The squadron consists of three C-130 transports donated by the United States, and flew its first solo mission in December. It now numbers about 270 personnel, Pace said.

The entire Iraqi air force comprises between 700 and 800 personnel, including pilots, flight crews, maintenance crews and other personnel, according to Air Force Lt. Col. Frank Smolinsky, a spokesman for U.S. Central Command Air Force—Forward.

The U.S. Air Force has been responsible for training and equipping the air force since November 2005.

In addition to the C-130s, the Iraqi Air Force is flying Mi-17 multirole helicopters donated by Russia and 16 UH-1H Iroquois utility helicopters given to them by Jordan.

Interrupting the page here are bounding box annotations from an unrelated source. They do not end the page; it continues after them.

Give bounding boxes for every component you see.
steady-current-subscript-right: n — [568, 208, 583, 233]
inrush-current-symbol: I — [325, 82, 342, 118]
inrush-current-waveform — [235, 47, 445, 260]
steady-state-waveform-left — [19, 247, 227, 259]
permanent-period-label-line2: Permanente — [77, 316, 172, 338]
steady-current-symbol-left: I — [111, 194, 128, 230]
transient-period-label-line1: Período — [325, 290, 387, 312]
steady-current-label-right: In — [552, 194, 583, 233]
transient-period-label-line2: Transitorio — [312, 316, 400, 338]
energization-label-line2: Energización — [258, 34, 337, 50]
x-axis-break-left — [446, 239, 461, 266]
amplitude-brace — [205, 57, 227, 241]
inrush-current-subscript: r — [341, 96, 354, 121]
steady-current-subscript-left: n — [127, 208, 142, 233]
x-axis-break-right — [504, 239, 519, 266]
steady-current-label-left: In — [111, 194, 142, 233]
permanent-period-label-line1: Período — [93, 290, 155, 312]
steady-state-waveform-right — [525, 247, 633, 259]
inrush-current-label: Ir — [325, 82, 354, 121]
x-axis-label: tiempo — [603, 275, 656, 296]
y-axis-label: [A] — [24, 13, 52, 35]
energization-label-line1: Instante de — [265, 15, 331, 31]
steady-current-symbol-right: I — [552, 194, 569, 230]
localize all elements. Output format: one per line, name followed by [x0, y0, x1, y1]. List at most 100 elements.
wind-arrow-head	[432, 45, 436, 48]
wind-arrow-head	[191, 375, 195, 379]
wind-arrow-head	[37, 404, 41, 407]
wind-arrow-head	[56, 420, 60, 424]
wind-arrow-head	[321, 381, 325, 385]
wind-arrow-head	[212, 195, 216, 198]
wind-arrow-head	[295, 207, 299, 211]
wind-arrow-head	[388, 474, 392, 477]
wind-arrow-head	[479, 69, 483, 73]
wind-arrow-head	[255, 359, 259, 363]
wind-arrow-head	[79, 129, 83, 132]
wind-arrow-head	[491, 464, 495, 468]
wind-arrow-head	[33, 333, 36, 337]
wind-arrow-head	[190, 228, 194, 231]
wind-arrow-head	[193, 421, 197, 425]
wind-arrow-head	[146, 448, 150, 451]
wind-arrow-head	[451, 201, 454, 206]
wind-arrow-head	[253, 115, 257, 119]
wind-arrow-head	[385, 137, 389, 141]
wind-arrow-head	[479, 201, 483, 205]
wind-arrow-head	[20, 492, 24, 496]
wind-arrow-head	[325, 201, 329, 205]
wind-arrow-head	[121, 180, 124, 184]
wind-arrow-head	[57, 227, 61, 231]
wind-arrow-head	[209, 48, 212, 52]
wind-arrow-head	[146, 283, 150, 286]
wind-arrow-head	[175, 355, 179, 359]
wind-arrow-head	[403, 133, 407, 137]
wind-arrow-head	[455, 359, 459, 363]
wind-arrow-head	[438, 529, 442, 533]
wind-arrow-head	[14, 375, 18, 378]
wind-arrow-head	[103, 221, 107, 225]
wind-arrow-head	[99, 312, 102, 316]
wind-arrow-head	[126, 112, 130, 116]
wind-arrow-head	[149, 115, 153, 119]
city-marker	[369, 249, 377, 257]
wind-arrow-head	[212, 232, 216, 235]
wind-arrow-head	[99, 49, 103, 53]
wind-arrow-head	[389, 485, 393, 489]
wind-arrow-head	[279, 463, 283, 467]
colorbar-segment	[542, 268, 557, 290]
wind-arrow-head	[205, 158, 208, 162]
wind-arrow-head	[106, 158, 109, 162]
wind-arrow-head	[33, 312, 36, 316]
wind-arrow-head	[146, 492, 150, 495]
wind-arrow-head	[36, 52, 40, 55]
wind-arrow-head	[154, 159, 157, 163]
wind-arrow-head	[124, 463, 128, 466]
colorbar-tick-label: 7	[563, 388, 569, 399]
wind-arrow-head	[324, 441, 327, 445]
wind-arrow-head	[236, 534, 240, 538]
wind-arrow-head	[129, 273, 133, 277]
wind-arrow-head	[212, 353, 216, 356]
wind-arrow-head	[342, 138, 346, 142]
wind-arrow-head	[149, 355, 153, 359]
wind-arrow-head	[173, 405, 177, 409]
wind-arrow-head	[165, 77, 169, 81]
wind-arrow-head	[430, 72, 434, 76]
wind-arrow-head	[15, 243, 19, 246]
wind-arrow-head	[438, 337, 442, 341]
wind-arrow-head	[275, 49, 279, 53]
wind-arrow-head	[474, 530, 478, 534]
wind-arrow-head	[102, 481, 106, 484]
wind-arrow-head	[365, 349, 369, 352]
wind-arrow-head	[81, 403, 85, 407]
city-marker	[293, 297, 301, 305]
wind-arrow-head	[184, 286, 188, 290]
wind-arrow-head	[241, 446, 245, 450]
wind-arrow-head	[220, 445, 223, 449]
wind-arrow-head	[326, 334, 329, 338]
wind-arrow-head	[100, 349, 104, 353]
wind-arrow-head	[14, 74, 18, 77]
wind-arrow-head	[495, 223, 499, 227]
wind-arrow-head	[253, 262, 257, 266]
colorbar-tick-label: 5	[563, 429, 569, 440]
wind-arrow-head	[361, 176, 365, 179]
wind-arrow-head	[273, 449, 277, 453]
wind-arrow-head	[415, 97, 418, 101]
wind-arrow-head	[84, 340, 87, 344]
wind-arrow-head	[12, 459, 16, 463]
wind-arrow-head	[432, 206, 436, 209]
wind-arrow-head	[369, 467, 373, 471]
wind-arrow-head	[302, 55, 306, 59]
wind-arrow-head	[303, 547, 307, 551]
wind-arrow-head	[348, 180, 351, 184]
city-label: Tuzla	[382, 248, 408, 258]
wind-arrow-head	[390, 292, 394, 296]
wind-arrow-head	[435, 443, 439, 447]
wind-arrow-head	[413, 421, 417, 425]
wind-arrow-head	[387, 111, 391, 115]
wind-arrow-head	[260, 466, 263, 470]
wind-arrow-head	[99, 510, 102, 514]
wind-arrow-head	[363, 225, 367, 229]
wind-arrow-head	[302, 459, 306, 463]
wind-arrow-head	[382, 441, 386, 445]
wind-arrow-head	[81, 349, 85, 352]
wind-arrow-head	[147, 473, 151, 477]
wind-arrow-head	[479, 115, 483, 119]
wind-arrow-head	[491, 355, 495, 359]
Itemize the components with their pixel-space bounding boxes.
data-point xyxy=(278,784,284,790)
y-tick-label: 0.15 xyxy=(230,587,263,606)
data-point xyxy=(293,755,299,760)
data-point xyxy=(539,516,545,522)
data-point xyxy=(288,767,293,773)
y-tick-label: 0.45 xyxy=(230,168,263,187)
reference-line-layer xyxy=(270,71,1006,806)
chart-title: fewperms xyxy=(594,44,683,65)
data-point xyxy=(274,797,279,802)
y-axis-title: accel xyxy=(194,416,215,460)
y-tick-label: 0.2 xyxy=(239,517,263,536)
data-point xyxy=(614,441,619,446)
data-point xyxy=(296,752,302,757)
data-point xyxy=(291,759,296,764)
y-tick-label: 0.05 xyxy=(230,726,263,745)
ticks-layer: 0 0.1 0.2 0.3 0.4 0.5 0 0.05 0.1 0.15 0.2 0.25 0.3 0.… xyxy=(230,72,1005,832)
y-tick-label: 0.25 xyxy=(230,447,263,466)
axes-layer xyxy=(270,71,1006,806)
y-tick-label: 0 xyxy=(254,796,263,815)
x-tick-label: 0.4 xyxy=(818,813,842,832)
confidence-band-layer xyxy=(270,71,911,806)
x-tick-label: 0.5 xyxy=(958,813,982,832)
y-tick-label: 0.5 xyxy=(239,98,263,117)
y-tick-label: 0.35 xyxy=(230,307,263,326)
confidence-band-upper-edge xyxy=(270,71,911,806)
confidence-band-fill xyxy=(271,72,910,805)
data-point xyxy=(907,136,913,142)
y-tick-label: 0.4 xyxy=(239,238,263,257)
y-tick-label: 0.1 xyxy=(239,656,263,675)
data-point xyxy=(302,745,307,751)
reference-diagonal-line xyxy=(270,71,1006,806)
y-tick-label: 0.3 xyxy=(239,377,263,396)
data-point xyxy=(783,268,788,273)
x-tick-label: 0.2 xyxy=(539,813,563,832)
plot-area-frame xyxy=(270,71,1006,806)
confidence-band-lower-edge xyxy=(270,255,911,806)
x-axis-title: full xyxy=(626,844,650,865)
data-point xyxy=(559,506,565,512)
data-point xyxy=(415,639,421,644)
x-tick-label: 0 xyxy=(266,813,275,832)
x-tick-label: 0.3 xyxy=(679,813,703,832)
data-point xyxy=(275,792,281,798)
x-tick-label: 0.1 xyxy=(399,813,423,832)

The Iraqis also have some commercial Jet Ranger helicopters, which, like the Iroquois, are produced by Bell, Smolinski said.

The fleet also includes Sama CH2000, a U.S.-made two-seater used for military tactical surveillance, and the Comp Air single-wing aircraft produced by U.S. company called Aerocomp.

Small as the Iraqi fleet is, it is already “playing a limited, but effective, role in our operations,” U.S. Air Force Brig. Gen. David Eidsaune, the Air Component Coordination Element director, told Air Force News.

Missions include transporting troops, supplies and distinguished visitors, “limited intelligence, surveillance and reconnaissance support” to the coalition, Eidsaune said.